The easiest remedy is to simply bed the lock into the lock mortice, using Acraglass, colored with the supplied dye to match the color of the existing wood. Please be sure to thoroughly coat the lock and lock internals with release agent (multiple coats) and when this is dry, a good helping of bees wax or automotive grease helps; just the be on the safe side.You do not need to bed under the lock; unless the lock is inlet too deep (more later on). Let the bedding dry and when dry, carefully remove the lock. Watch out for surplus Acraglass that peels out from the gaps and which can 'lock' the lock into place (please read the instructions that accompany the Acraglass packaging). Cut/sand down the surplus Acraglass even with the wood. Use masking tape to protect the wood and proceed carefully. This will give a good repair and will hardly be noticeable, unless you really look for it. Remember to clean the lock afterwards and oil before installing. Note: you need very little Acraglass to do this job. Do not get this stuff into the lock internals!

A method I often use on old guns I am restoring and on guns where there are large gaps or cracks/chips in the lock mortice sides, is to remove the top 1/8th or 1/16th of the wood by filing this down. Then I glue in a new piece of wood and inlet the lock afresh. This work must be carefully done, or you will have gaps where the wood joins the stock. I usually use a lighter shade of the same type of wood and then color it darker with stains (experiment on some scrap) till the color is right. Stain and oil/varnish to match the existing finish. Lyman does not use 'best quality' wood on their stocks, so the repair can be done and you will not see the join; because there will be no broken grain lines to attract the eye.

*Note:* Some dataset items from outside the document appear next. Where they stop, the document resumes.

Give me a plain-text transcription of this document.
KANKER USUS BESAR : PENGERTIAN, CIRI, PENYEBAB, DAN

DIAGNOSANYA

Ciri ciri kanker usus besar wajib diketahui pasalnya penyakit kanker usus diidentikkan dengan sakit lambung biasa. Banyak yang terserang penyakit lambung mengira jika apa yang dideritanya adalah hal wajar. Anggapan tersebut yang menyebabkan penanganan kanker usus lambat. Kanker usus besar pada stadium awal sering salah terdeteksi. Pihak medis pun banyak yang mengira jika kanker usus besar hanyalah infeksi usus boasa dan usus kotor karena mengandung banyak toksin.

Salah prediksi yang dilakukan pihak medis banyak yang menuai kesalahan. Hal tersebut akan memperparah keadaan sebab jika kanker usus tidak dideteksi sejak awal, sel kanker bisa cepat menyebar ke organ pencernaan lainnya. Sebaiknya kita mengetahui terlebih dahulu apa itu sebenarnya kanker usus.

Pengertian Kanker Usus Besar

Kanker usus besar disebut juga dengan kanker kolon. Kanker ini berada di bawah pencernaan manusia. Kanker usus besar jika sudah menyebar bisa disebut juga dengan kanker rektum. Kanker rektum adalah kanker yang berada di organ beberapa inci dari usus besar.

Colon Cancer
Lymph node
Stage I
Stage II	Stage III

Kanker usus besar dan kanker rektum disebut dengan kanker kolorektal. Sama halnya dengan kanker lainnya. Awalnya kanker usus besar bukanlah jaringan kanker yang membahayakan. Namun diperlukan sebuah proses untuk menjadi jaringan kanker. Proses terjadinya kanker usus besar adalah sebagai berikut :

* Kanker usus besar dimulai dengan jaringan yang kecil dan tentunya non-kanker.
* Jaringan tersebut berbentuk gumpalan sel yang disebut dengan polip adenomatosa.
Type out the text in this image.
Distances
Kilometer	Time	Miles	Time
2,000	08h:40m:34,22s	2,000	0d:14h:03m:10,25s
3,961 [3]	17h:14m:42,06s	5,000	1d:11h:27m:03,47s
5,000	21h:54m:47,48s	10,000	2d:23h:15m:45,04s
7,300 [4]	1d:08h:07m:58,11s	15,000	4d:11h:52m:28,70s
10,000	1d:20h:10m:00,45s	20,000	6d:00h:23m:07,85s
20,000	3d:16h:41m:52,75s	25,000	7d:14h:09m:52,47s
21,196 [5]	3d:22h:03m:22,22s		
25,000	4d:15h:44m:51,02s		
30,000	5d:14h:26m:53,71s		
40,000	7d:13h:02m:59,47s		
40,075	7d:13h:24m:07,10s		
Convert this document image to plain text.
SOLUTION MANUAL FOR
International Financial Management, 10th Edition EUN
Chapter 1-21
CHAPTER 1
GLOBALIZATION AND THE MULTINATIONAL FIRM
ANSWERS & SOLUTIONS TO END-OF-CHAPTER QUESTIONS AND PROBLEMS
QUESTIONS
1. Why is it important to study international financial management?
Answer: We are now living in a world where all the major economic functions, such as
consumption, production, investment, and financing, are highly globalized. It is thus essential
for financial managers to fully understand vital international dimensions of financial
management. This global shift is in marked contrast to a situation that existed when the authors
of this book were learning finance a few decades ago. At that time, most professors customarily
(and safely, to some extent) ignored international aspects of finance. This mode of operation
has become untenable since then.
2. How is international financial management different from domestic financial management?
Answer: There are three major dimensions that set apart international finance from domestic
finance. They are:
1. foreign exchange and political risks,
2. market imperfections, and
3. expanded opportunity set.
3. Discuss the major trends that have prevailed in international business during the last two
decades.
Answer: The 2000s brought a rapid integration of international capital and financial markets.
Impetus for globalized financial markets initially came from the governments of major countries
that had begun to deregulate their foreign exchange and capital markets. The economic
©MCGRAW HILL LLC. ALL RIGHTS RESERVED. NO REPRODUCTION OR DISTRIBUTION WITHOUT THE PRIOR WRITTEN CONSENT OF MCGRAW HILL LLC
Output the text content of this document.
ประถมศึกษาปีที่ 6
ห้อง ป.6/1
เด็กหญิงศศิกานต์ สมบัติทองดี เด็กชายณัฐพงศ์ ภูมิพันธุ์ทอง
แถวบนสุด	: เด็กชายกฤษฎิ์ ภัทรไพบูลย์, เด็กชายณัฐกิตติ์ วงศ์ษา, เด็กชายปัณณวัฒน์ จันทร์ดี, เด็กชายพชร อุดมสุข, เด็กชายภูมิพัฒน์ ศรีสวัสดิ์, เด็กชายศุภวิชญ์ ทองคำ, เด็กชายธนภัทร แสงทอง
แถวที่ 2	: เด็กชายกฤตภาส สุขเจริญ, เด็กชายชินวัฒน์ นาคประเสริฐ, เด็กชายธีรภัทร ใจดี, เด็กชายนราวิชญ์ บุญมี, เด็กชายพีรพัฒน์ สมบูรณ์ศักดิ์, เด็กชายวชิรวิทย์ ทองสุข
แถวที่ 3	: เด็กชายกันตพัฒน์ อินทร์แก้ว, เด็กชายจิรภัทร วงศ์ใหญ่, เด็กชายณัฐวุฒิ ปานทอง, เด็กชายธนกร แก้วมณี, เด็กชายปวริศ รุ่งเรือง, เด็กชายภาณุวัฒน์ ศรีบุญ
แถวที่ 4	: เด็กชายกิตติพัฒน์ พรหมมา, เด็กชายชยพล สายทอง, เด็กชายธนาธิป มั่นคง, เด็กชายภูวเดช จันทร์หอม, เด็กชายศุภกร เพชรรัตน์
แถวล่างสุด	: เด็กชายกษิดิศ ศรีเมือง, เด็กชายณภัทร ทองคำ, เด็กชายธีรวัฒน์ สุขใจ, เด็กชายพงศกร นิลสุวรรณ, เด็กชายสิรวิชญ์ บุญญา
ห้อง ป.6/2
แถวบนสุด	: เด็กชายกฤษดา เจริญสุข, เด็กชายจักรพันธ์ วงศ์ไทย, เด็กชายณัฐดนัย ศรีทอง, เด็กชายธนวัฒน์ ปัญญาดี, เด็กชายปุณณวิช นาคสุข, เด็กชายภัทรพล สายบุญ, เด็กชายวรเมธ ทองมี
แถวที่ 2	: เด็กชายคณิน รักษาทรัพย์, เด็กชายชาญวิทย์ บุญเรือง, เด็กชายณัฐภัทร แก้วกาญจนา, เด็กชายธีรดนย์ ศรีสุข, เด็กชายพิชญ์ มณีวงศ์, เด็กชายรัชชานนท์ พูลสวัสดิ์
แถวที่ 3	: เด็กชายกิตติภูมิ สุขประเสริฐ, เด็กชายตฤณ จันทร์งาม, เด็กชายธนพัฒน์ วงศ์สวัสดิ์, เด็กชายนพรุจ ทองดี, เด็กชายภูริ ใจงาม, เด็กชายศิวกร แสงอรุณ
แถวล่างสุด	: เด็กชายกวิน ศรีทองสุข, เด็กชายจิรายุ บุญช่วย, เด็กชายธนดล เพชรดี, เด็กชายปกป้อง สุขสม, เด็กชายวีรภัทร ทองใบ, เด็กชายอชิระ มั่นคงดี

If there is a gap between lock (frizzen) and barrel, then the lock inlet can be carefully deepened to allow the lock to seat deeper. Use a small, sharp chisel as a scraper and go carefully, using candle soot, 'smoking the lock' as you go along. Also look for locks parts bearing on places other than the lock inlet shoulders for bottoming spots.

If on the other hand, the lock is inlet too deep, build up the lock mortice shoulders with Acraglass, observing the cautions already mentioned.

Sometimes a small gap remains between frizzen and barrel where deepening the lock will require major stock alteration. Here you can use a thin piece of brass shim and soft solder this to the (frizzen side) at the frizzen barrel join. Work the shim down till it's flush with the frizzen basin.

Hope this helps.

BTW; if you are disassembling anything: use a camera or your cell phone camera. Photograph every step; every screw you loosen and you'll have 'insurance' when re assembling
 
I have a small gap between my lock and stock on my Lyman GPR .54 flint. It was put together from a kit about four years ago or so. What can I do to correct this?
Greetings, This is a subject that I was also affected by with my Traditions Kentucky rifle. I love that gun because it shoots well and pretty accurate. However, it haunts me to see how much fowling gets into the cavities that where cut by a router (probably a Monday cut) looking really rough and gapping. I agree with Zonie that a filling needs to be applied then cut to the correct fit so that there will no longer be a gap. After a disassemble I put a temporary aluminum foil gasket on the Bolster in the gap to see if that will help or what needs to be added. Trial and error. After 200 flying Round balls I'll be back with the results.